Pendirian Ruangrupa akhir tahun itu merupakan pengakuan atas berakhirnya iklim budaya yang menyesakkan Suharto—pengawasan, penyensoran, dan pembatasan perbedaan pendapat. Namun Ruangrupa tidak serta merta berangkat untuk berhadapan dengan kekuatan politik. Subartono, seorang sejarawan seni, mengatakan anggota pertamanya berasal dari kelas menengah di Indonesia, yang baru berusia dua generasi. Akibatnya, Ruangrupa nyaris post-ideologis karena tidak menginginkan perubahan politik yang komprehensif. Sebaliknya, ia ingin benar-benar lokal, memecahkan masalah yang diciptakan oleh suasana komersial seni rupa Jakarta: tekanan menjual karya, kebosanan pameran, dan menghormati tren Barat. Seperti banyak kota, Jakarta memiliki sedikit ruang fisik yang dapat mendukung segala sesuatu yang baru dalam seni. Penataan bisnis utama Ruangrupa adalah menghadirkan ruang: tempat para seniman bertemu dan mengalami banyak hal, gagal dan untuk sementara mengabaikan tuntutan dan kepercayaan dunia luar.
Terlambat di suatu pagi Pada bulan Maret, ketika saya mengunjungi Jakarta, Darmawan meminta saya untuk menemuinya di sebuah rumah di Tibet, sebuah lingkungan di jantung kota. Ketika saya tiba, dia sedang duduk di trotoar, merokok banyak dan menembak angin dengan seorang pemuda gemuk, ayahnya sedang memperbaiki mobil di jalan, ketika Ruangrupa menyewa rumah pada tahun 2008. Itu adalah rumah keempat – atau kandang ayam Anda mungkin mengatakan – bahwa mereka menduduki; Sewa tahunan untuk ruang seluas 1.300 kaki persegi dimulai dari sekitar 65 juta rupee ($ 4.500), tetapi ketika menjadi dua kali lipat dalam tujuh tahun, Ruangrupa memutuskan untuk pindah. Saat ini, kafe menempati bagian dari lantai dasar, meja dan kursinya tersebar di bawah gubuk rindang di beranda. Ruang terbesar di rumah adalah ruang pertemuan yang monoton. Saya dan Darmawan berdiri di sana sejenak, mencoba membayangkannya di hari Ruangrupa: sebagai tempat pameran dan gerbong larut malam, titik pertemuan, tempat mencuri tidur siang.
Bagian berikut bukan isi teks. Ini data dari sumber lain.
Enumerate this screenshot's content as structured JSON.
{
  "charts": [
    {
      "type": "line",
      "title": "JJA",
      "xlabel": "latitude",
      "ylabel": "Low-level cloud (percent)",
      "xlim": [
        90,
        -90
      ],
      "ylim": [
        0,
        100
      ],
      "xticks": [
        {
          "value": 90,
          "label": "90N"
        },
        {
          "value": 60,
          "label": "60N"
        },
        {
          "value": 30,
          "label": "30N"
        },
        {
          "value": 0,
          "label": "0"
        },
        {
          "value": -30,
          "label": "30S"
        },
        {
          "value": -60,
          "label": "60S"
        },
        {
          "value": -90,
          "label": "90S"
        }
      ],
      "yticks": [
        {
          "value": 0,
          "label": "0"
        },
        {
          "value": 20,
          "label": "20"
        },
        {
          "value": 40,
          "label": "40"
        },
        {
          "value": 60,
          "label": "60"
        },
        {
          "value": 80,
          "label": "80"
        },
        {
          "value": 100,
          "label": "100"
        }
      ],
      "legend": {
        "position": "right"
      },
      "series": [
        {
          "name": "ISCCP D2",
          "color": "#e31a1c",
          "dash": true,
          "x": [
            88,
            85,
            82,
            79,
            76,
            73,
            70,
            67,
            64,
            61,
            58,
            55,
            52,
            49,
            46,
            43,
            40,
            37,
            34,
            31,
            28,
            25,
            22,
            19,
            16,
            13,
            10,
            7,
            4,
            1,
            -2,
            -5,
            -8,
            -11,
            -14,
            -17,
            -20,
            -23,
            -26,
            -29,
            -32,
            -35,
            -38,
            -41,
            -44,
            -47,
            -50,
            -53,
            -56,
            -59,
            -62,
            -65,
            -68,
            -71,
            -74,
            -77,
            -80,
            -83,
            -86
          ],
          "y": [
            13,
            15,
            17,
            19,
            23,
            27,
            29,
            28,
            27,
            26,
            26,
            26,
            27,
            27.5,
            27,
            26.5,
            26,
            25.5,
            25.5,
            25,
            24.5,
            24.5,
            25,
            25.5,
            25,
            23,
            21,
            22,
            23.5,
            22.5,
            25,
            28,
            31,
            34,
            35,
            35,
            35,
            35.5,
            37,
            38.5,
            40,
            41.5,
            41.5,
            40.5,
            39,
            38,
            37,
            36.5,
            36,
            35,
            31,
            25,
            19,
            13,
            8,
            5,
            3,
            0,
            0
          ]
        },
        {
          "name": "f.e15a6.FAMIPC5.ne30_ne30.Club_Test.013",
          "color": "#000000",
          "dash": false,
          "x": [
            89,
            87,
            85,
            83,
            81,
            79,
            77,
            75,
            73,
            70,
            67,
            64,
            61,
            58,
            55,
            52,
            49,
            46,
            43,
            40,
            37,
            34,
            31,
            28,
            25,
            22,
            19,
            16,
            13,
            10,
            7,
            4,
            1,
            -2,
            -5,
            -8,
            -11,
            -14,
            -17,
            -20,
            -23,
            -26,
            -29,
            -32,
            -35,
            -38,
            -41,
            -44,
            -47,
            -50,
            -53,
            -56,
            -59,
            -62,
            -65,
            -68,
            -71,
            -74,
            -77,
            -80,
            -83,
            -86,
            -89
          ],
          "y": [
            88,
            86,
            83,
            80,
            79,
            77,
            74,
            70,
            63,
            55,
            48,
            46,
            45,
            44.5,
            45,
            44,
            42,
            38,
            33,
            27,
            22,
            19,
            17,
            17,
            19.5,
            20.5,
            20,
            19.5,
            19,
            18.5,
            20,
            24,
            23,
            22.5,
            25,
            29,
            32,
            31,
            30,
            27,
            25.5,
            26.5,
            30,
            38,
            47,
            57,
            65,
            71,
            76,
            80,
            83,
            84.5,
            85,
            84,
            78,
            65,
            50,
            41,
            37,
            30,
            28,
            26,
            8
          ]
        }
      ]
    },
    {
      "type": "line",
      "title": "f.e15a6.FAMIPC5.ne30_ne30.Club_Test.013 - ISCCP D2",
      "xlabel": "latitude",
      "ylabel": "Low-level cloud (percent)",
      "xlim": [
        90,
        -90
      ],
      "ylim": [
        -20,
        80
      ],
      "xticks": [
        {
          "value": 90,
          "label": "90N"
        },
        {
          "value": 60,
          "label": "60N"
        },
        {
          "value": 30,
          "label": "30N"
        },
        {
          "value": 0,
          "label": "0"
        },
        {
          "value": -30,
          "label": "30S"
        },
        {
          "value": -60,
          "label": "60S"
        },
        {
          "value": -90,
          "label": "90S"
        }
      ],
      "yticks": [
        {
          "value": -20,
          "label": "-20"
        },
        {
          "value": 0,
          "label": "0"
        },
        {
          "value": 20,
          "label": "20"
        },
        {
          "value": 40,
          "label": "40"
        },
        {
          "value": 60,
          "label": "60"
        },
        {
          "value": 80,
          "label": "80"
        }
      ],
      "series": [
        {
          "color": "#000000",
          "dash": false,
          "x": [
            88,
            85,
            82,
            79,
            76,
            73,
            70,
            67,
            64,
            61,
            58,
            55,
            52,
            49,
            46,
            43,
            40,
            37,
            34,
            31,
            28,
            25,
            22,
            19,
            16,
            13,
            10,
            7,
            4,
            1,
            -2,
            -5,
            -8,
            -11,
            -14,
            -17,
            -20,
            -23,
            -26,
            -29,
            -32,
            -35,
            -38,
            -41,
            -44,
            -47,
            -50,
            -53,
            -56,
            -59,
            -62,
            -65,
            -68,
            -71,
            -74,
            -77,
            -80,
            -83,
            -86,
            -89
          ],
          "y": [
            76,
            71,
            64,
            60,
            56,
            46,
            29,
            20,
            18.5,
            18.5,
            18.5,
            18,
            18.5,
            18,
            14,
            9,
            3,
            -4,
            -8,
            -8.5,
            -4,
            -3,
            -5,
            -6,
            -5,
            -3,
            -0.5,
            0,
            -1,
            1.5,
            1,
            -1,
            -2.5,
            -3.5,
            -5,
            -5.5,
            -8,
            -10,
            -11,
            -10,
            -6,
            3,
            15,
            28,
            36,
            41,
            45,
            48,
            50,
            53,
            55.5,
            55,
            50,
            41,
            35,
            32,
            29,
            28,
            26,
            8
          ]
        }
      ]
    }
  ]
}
Jalan juga berubah dari jalur perumahan yang sepi menjadi jalan yang ramai. Kami duduk di kafe selama empat jam. Tak satu menit pun berlalu tanpa jeritan sepeda motor di depan kami.
“Pemikir jahat. Sarjana musik. Komunikator yang ramah hipster. Penggila bacon. Penggemar internet amatir. Introvert.”